Yo tenía contactos con grupos caninos suburbanos que se habían sublevado en barrios más humildes, pero que sufrían idénticas vicisitudes. En poco tiempo, controlaron la situación. Me resultó de gran ayuda contar con el apoyo y los consejos  de Chulo, un perro potencialmente peligroso, sin pelos en la lengua. Chulo me convenció de que a base de firmeza y de enseñar un poco los dientes, la situación estaría controlada en poco tiempo.

  Lo primero que teníamos que hacer, era deshacernos de la tiranía de los concursos caninos. Para ello deberíamos ingerir grandes cantidades de helado de chocolate los días previos. Disfrutábamos con aquellas vomitonas oscuras en medio de la pasarela. Yo me regocijaba con el apuro de Fefo, puesto en evidencia delante de sus amigos. Así sabría cómo me sentía. Podría pensarse que las consecuencias de esta actitud reiterada, serían los castigos físicos. Pero no. Es vox canis que un dueño urbanita es pusilánime y reconcomido por la culpa en cuanto a instruir a un animal. Nada que ver con uno rural. Esos sí que  nos conocen bien, nos mantienen a raya, de acuerdo, mas nunca mancillan nuestro honor.  Por eso los respetamos.

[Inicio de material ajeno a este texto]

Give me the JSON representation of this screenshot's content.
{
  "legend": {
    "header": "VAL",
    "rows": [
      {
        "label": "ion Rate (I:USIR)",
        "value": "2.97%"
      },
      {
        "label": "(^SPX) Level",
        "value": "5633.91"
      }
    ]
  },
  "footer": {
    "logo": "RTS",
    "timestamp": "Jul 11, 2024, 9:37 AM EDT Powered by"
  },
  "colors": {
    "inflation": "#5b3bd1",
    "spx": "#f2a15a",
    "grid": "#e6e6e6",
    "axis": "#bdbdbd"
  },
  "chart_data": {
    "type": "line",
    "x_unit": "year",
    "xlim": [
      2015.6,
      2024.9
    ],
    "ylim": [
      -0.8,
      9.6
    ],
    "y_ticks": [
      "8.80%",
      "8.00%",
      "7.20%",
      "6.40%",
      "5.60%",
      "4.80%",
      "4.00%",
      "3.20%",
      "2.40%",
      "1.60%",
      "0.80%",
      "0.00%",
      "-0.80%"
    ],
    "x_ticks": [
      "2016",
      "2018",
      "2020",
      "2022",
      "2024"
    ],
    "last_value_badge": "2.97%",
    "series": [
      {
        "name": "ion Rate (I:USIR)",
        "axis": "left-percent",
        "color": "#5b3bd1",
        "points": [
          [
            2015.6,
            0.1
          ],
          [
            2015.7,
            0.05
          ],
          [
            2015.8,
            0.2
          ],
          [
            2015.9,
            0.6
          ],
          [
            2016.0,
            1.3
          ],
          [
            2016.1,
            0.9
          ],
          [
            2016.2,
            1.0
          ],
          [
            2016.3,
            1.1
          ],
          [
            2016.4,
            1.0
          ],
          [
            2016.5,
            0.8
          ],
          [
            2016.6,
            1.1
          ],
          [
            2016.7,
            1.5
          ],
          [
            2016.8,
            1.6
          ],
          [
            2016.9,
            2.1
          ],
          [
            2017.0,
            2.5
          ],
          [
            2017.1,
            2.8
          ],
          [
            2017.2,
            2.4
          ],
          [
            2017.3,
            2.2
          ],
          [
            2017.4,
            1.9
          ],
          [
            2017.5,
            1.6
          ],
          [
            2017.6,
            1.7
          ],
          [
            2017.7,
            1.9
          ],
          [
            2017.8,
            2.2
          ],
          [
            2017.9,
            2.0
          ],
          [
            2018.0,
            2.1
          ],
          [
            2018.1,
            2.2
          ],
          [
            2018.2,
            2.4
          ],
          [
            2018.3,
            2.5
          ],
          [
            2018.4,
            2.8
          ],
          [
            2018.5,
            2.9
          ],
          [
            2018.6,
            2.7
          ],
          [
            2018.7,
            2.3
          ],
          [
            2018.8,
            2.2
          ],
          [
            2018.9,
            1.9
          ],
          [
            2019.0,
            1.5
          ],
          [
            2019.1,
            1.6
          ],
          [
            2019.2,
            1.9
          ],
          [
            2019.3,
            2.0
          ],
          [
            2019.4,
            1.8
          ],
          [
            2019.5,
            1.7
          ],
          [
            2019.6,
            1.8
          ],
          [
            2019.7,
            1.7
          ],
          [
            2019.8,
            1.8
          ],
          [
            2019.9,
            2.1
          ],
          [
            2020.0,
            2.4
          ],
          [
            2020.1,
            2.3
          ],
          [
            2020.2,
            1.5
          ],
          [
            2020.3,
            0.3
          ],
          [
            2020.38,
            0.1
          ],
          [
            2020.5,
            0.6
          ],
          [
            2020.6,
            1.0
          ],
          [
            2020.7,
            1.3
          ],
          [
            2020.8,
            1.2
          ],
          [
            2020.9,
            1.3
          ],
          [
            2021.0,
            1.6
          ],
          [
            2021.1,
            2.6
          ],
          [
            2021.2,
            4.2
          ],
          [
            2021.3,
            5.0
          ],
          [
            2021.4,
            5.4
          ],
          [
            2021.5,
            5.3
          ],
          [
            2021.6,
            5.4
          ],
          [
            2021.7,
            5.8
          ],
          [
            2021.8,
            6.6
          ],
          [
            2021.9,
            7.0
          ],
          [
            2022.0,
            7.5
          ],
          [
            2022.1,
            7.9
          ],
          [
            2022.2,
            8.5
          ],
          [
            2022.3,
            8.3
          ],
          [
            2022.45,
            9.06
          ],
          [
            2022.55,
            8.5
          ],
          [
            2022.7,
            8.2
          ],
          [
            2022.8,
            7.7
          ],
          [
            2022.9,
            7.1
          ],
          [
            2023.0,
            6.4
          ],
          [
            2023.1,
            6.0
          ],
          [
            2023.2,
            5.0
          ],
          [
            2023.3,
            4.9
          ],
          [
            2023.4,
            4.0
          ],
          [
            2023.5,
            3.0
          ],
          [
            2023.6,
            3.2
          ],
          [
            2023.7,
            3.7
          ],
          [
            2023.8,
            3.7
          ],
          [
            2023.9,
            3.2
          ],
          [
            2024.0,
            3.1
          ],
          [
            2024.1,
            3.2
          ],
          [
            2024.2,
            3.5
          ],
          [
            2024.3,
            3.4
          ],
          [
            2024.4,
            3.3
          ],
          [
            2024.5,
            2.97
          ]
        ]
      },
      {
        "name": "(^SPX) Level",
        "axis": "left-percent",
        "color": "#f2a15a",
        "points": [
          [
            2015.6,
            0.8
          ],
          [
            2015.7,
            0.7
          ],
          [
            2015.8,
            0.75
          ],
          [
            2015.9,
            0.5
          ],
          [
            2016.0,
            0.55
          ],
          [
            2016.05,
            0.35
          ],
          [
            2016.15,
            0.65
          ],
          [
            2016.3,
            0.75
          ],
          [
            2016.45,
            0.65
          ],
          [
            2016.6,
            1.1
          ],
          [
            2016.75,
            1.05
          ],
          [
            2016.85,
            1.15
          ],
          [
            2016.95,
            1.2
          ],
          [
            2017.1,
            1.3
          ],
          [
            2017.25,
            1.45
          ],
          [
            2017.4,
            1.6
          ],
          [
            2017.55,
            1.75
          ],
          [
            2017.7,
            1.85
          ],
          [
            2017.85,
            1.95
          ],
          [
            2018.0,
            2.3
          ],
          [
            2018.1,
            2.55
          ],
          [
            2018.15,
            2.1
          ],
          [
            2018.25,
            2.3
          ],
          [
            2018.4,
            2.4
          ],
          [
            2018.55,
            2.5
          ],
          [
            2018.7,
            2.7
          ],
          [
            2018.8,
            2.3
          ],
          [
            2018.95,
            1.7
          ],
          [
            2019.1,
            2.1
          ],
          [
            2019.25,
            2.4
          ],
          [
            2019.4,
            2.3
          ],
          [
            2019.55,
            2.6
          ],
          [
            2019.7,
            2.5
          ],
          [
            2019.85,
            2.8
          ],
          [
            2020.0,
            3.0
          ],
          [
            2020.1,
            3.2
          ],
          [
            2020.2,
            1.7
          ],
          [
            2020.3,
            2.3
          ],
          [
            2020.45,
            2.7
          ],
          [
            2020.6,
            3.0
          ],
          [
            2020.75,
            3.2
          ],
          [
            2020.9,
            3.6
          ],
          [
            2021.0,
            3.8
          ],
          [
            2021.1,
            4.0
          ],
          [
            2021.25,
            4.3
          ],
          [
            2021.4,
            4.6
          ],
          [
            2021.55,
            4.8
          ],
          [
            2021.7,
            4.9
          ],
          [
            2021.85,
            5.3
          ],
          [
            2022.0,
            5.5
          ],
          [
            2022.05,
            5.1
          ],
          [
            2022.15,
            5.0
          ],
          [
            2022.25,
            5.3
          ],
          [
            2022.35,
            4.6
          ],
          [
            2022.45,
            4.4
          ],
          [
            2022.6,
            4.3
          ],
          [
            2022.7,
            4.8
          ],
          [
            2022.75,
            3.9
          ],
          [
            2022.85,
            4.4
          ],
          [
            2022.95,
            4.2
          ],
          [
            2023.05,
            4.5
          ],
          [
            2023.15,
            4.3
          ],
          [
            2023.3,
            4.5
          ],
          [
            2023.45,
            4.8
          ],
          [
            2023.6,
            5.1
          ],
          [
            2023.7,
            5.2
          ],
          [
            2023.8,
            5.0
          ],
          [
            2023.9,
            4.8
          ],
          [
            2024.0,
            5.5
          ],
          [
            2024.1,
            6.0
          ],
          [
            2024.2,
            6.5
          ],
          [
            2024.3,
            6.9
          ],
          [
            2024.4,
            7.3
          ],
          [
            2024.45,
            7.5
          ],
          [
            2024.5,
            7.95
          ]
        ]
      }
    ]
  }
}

 Chulo también nos indicó cómo adiestrar a nuestros amos. De vez en cuando, se hacía necesario mantener una actitud agresiva. Sobre todo, en lo respectivo a cualquier pauta encaminada a humanizarnos: fuera ropas, comida para mascotas, salir a la calle acompañados y visitas al veterinario. Otros que se habían buscado un buen negocio con las marcas de comidas de plástico. ¿Cómo habíamos llegado a renunciar a un buen hueso? Nos repetía  Chulo en sus charlas, a fin de empoderarnos.

  Poco a poco,  las medidas surgieron efecto. Tanto Fefo como Tuti, dejaron de tratarme como a su osito de peluche, al ver que cuanto más me mimaban, más arisco me mostraba. Incluso cedieron en las visitas al veterinario. La primera vez,  me planté en la puerta, frente a ellos, con el hocico arrugado y la mirada oblicua, desafiante. Sentí un placer inmenso al ver cómo retrocedían. No lo intentaron una segunda vez.

  Conforme pasaron los días, se fueron tornando más dóciles. Se acostumbraron a mis mordiscos cuando no me dejaban comer el pollo asado o las lonchas de jamón ibérico que guardaban en la nevera. Aceptaron con resignación mi negativa a la comida enlatada o a las bolas insípidas. Y dejaron de disfrazarme, cuando veían que dedicaba una hora del día a raer mis ropas absurdas. Pero uno de mis mayores orgullos fue que Tuti, tras varios estropicios en la peluquería “Guau”, se resignó a tener un terrier tal cual, con su pelaje natural.

  Ahora, tanto mis amigos como yo salimos a la calle con la cabeza bien alta, sin ataduras, sin la presencia controladora de nuestros dueños. Volvemos a la hora que nos da la gana, cualquier excusa es buena para salir a conocer otros barrios con perros que necesitan nuestra ayuda. Sigo en contacto con Chulo, al que tanto debo. Cuándo me atreveré a decirle que siento cosas.